代表的なSNSプラットフォーム企業がモデレーションや偽情報対策の人員を削減するなどしており、代わりにAIを使う可能性が高くなっている。

・改善の可能性

改善の見られた国では、デジタル・アクティビズム、市民社会、独立した司法が寄与していた。

本レポートでは、過去の経験を生かしてAIをうまく利用して、EUのような規制をうまくゆくことでコントロールできる可能性を示唆している。

●感想

このレポートの提言は20年以上前ならまだ可能性はあったかもしれないが、いまではもう可能性は低いだろう。世界を取り巻く環境が大きく変わっているにもかかわらず、旧来の民主主義的価値感と社会観をあてはめるには無理がありすぎる。
このレポートに書かれているAIの濫用って結局5年前に描いた下記のことのような気がする。

たとえばこのレポートでは非民主主義国が増えている理由にはなにも触れていない。しかし、先日のV-Demの記事(https://note.com/ichi_twnovel/n/n729420cc4997)で紹介したように、独裁化した国は偽情報を利用する。そして、独裁化した国に、本レポートの話は通じない。

何度も言っていることだが、気候変動、パンデミック、資源不足、格差拡大、移民増加によって世界は危機的状況に向かっており、社会は不安定になり、分断化しやすくなっている。これは民主主義にとってはマイナスであり、権威主義にとってはプラスだ。しかもロシアのウクライナ侵攻によって資源不足が急速に顕在化したように、この変化は人為的に加速できる。
この変化が背景にある以上、少なくとも過去のように規制や自主性に頼るアプローチの有効性はかなり疑問だ。

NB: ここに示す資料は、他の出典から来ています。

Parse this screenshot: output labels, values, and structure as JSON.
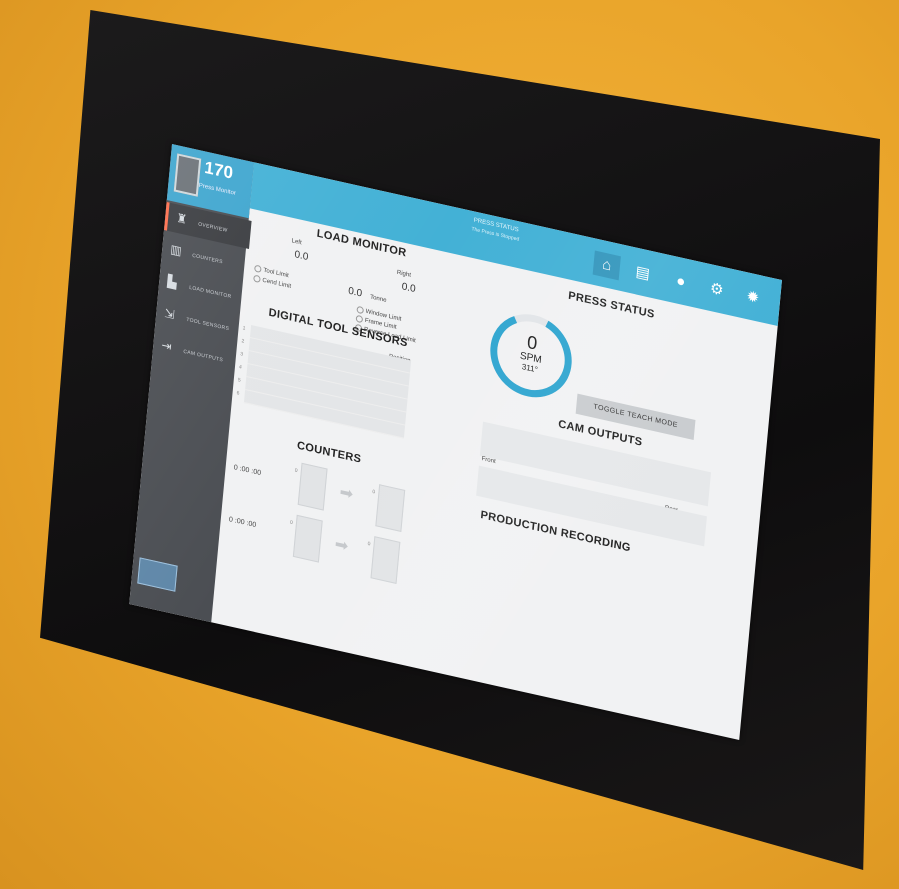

ヨーロッパがかつてのように世界の中心的な役割を担っていたなら話は別だが、現在はそうではない。非民主主義国は人口で多数を占め、経済的にももうすぐ民主主義国を追い抜く、民主主義国への貿易の依存度が低い一方で民主主義の独裁主義国への依存は高まっている。
AIを牽引するビッグテックがヨーロッパを捨ててしまえば、話は終わってしまう。さらに、ありていに言えば民主主義国の中でアメリカの市場と企業が非民主主義国と有効な関係を続ければヨーロッパがなくても困らないかもしれない。
ヨーロッパの非民主主義国が増加する可能性もある。すでにそうなりつつある国は複数ある。

などということを考えると、今回のレポートは過去の世界観で世界をとらえることの難しさをあらためて考えさせられるものだった。